Back in February, doom-mongers were bandying about figures between €150 million and €180 million.
Jornal Económico called it a “tragedy” that would reflect badly on prime minister António Costa as he is trying to whip-up popularity ahead of elections in October (click here).
But this morning, the dismal bottom line is ‘better than expected’: €118 million.
And the airline itself is buoyant, confident that restructuring underway will fix problems and “not compromise the future”.
Talking in Lisbon, TAP CEO Antonaldo Neves explained that this future involves preparing for the company for the stock exchange.
Not now, but ‘when the timing is right’. “At the moment, the calendar is impossible to predict. What is the appetite of the market? We don’t know”, he said. “And what will be the percentage? We also don’t know”.

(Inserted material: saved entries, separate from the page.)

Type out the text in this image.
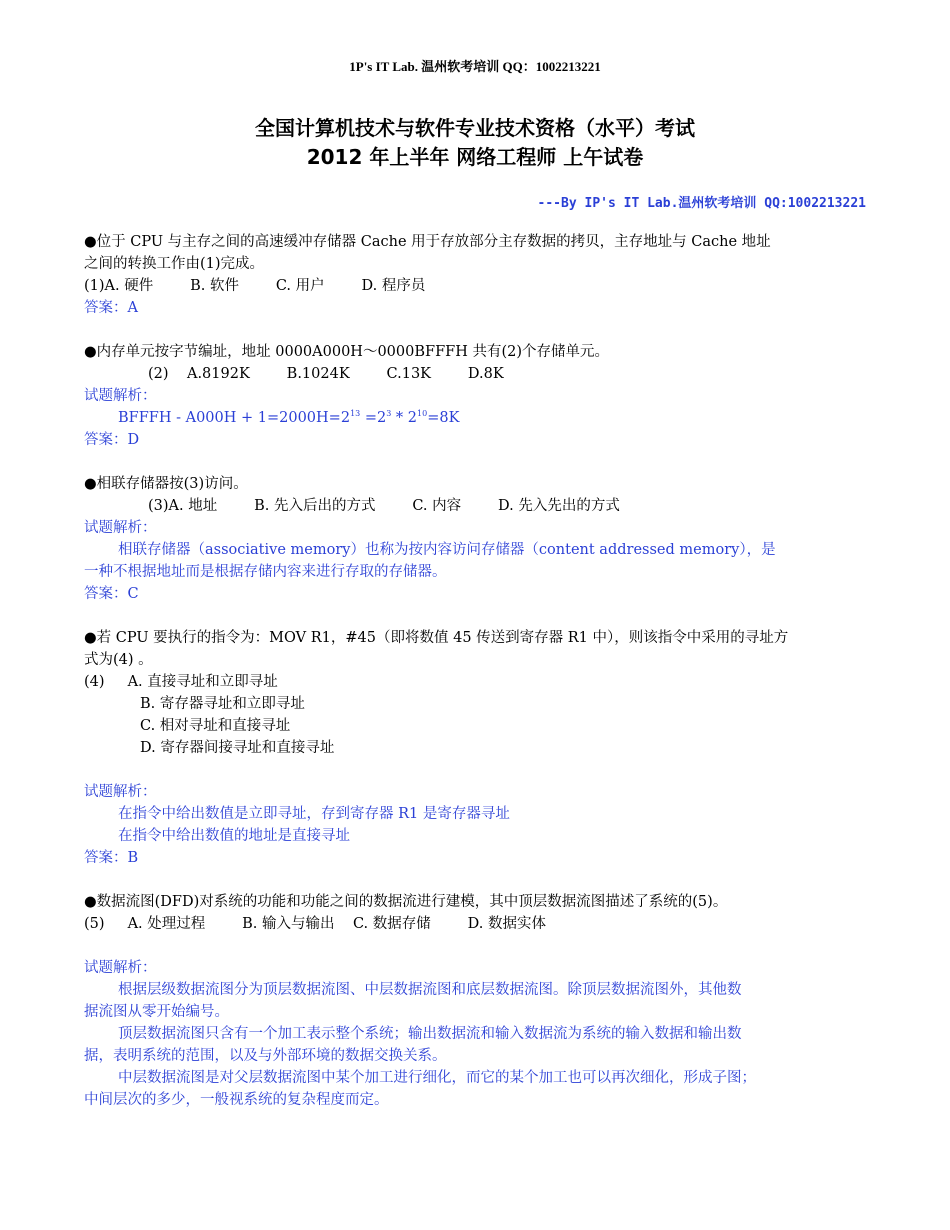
1P's IT Lab. 温州软考培训 QQ：1002213221
全国计算机技术与软件专业技术资格（水平）考试
2012 年上半年 网络工程师 上午试卷
---By IP's IT Lab.温州软考培训 QQ:1002213221

●位于 CPU 与主存之间的高速缓冲存储器 Cache 用于存放部分主存数据的拷贝，主存地址与 Cache 地址

之间的转换工作由(1)完成。

(1)A. 硬件        B. 软件        C. 用户        D. 程序员

答案：A

●内存单元按字节编址，地址 0000A000H～0000BFFFH 共有(2)个存储单元。

(2)    A.8192K        B.1024K        C.13K        D.8K

试题解析：

BFFFH - $A000H + 1=2000H=2^{13} =2^3 * 2^{10}=8K$

答案：D

●相联存储器按(3)访问。

(3)A. 地址        B. 先入后出的方式        C. 内容        D. 先入先出的方式

试题解析：

相联存储器（associative memory）也称为按内容访问存储器（content addressed memory），是

一种不根据地址而是根据存储内容来进行存取的存储器。

答案：C

●若 CPU 要执行的指令为：MOV R1，#45（即将数值 45 传送到寄存器 R1 中），则该指令中采用的寻址方

式为(4) 。

(4)     A. 直接寻址和立即寻址

B. 寄存器寻址和立即寻址

C. 相对寻址和直接寻址

D. 寄存器间接寻址和直接寻址

试题解析：

在指令中给出数值是立即寻址，存到寄存器 R1 是寄存器寻址

在指令中给出数值的地址是直接寻址

答案：B

●数据流图(DFD)对系统的功能和功能之间的数据流进行建模，其中顶层数据流图描述了系统的(5)。

(5)     A. 处理过程        B. 输入与输出    C. 数据存储        D. 数据实体

试题解析：

根据层级数据流图分为顶层数据流图、中层数据流图和底层数据流图。除顶层数据流图外，其他数

据流图从零开始编号。

顶层数据流图只含有一个加工表示整个系统；输出数据流和输入数据流为系统的输入数据和输出数

据，表明系统的范围，以及与外部环境的数据交换关系。

中层数据流图是对父层数据流图中某个加工进行细化，而它的某个加工也可以再次细化，形成子图；

中间层次的多少，一般视系统的复杂程度而定。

Interpreting these words seemingly with optimism, Observador online went on to reproduce large tracts of Neves’ speech, outlining the 17 new routes that the airline introduced over the last 18 months, the cost-cutting programme, the financial challenges (like the increasing cost of diesel and the cancelling of 2,490 flights that required the hiring of substitute planes and compensation payments to passengers) etc. etc., describing 2018 as the year in which TAP “decided to face reality as it is”. The airline “had a large deficit of service to its clients” and it “wasn’t among the companies (with the best position) in the ranking of the Star Alliance, but punctuality is improving, said Neves – and plans for 2019 include the hiring 500 extra staff.
Thus, bit by bit, the old joke about TAP standing for ‘Take Another Plane’ is fading into the middle distance and political fall-out predicted over today’s announcement has yet to make itself heard.